Monday, August 22, 2005

 

#5) Aimee Mann - Lost in Space (2002)

When I was preparing this list, I debated long and hard about which of her two early decade albums would go on this list. In the end, I took the coward’s way out, putting both in my top ten, with this one faring better than Bachelor No. 2 to me. More polished musically and lyrically, Lost in Space covers a lot of the same territory as Mann’s previous works, but there’s just something about some of these songs that haunts, from the tragic-romantic refrain of High on Sunday 51 "Baby, let me be your heroin" to the sick-of-it-all This is How it Goes.
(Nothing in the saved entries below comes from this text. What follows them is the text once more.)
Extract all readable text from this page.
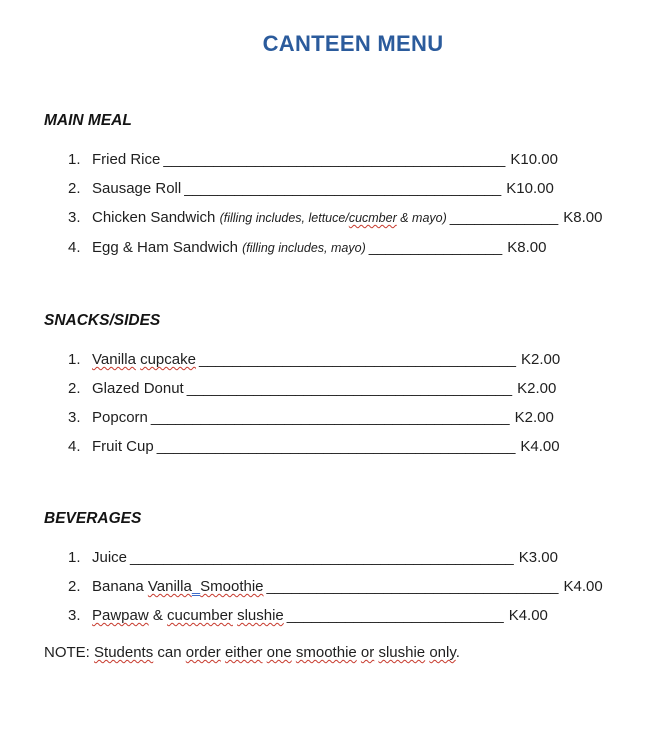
CANTEEN MENU
MAIN MEAL
1. Fried Rice _________________________________________ K10.00
2. Sausage Roll ______________________________________ K10.00
3. Chicken Sandwich (filling includes, lettuce/cucmber & mayo) _____________ K8.00
4. Egg & Ham Sandwich (filling includes, mayo) ________________ K8.00
SNACKS/SIDES
1. Vanilla cupcake ______________________________________ K2.00
2. Glazed Donut _______________________________________ K2.00
3. Popcorn ___________________________________________ K2.00
4. Fruit Cup ___________________________________________ K4.00
BEVERAGES
1. Juice ______________________________________________ K3.00
2. Banana Vanilla Smoothie ___________________________________ K4.00
3. Pawpaw & cucumber slushie __________________________ K4.00

NOTE: Students can order either one smoothie or slushie only.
And to think she was very nearly chased completely out of the music business.


Monday, August 15, 2005

 

#6) Pilate-Caught By the Window (2004)

Being in the Canadian music market has its advantages and disadvantages. On the plus side, there's entire genres-worth of bands to fill out your music collection with; on the downside, often, no one's ever heard of them. Pilate is such a case, and I'm firmly convinced that if these guys could fake an English accent, they'd be bigger than Coldplay. Sharing a sound with the best of Brit-pop bands such as the aforementioned Coldplay, Travis, Radiohead and others and lead-singer Todd Clark at times becoming a dead-ringer for Bono, you could accuse them of being followers, that is, if they didn't write such brilliant hooks and honesty heartfelt lyrics (heavy on the obsession and desperation). Clark's vocals, in addition to echoing U2's frontman, also push into one of the strongest falsettos since Freddie Mercury, but still have the power to find a low growl when he needs it. Combine this with haunting melodies and not a single track of filler, and you have one of the best bands and albums you've never heard of.